There is no such thing as a typical answer, not even a majority answer. Experience shows that couples vary dramatically in how they strike a comfortable balance between these competing interests. Among the influencing factors are:
· The relative ages of the two sets of children
· The respective ages of the spouses
· The relative financial, educational, health, and other needs of the spouses and their respective children
· The quality of the relationship between the spouses and their respective relationships with each of the two sets of children
Strategies for Unmarried Couples
◦ What special challenges do unmarried couples have in planning their estates?
The unlimited marital deduction applies only to couples deemed married under state law, making it harder to eliminate estate tax on the death of the first partner of an unmarried couple. One method of paying federal estate tax is to purchase life insurance on each person, using the proceeds to pay the estate tax.
◦ My partner and I are not married, but we regard each other as the equivalent of a spouse. Do we have any special planning needs?
Because the law treats married couples differently from unmarried couples, and because society makes certain assumptions when dealing with a spouse, you and your partner do, indeed, have special planning needs. First, consider carefully what powers and authority you want to give each other during a period of mental incapacity and after death.

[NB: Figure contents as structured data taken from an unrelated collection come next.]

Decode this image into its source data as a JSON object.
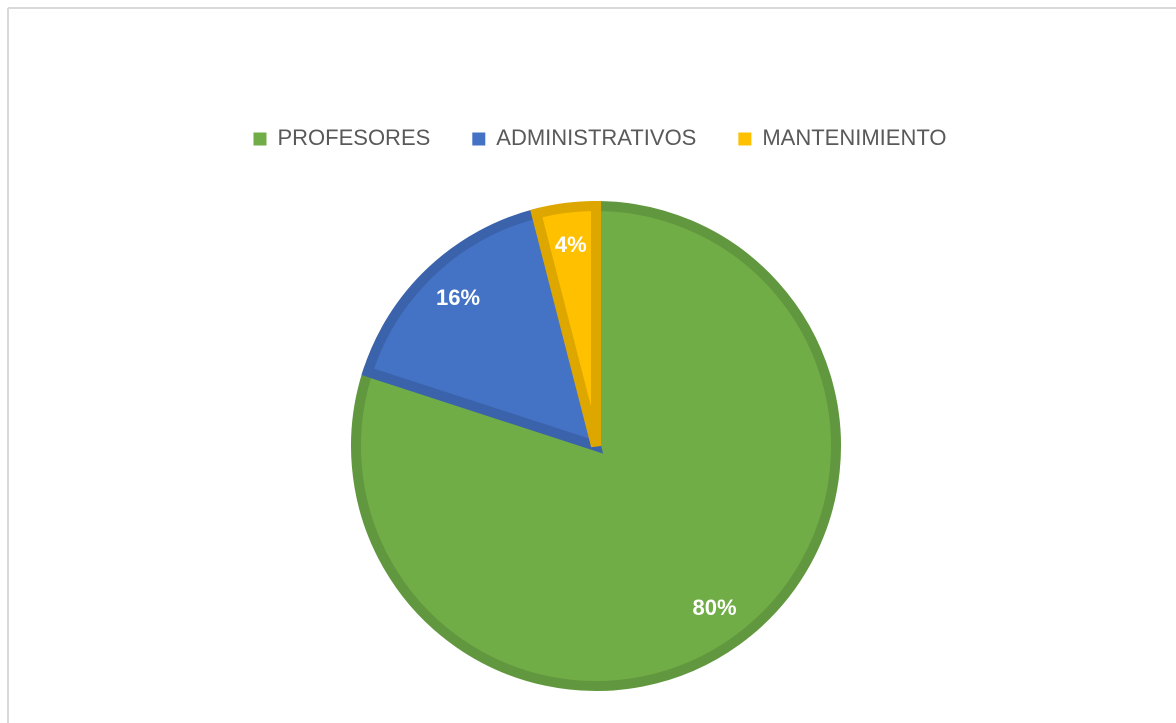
{
  "chart_data": {
    "type": "pie",
    "categories": [
      "PROFESORES",
      "ADMINISTRATIVOS",
      "MANTENIMIENTO"
    ],
    "values": [
      80,
      16,
      4
    ],
    "value_labels": [
      "80%",
      "16%",
      "4%"
    ],
    "colors": [
      "#70ad47",
      "#4472c4",
      "#ffc000"
    ],
    "legend": "top"
  }
}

Then ensure, through a competent attorney, that you each have legally enforceable documents granting those powers and authority. Some states have presumptive statutes that make this difficult because family members are favored over others.
Second, consider writing a letter to those family members who might legally or practically presume that they will be in charge of you and your affairs in the event of mental incapacity and after your death. The letter should explain what you have done and why, and it should request that they not interfere with your wishes.
◦ My life partner and I are concerned about what will happen should one of us become incapacitated or die. Neither of our families is truly accepting of our relationship. What can we do to protect what we have?
The marriage contract imposes certain rights and obligations on a husband and wife. Such obligations include the duty to support each other and provide necessaries; in some states, there is protection from disinheritance, and so on. In the absence of such a marriage contract, the partners must fashion their own agreement.
These agreements are sometimes called living-together agreements or prenuptial agreements. They are enforceable as contracts provided that they are supported by “fair and adequate consideration,” which, in this context, generally means that there is full disclosure between the partners. Such agreements can cover almost anything the couple considers important, such as ownership of particular items of property used in the household; how jointly acquired assets are to be divided in the event of a breakup; and each partner’s obligation, if any, with respect to supporting a disabled or even unemployed partner, and for how long. Each partner should expect to carry disability income insurance and health insurance.
To protect one another in the event of incompetence or death, each of you should consider living trust—based planning, with cross designation of one another in representative capacities. This will enable each of you to retain control over your joint estate and be involved in the decision-making process. Your living trusts can also handle property distribution on death to avoid probate.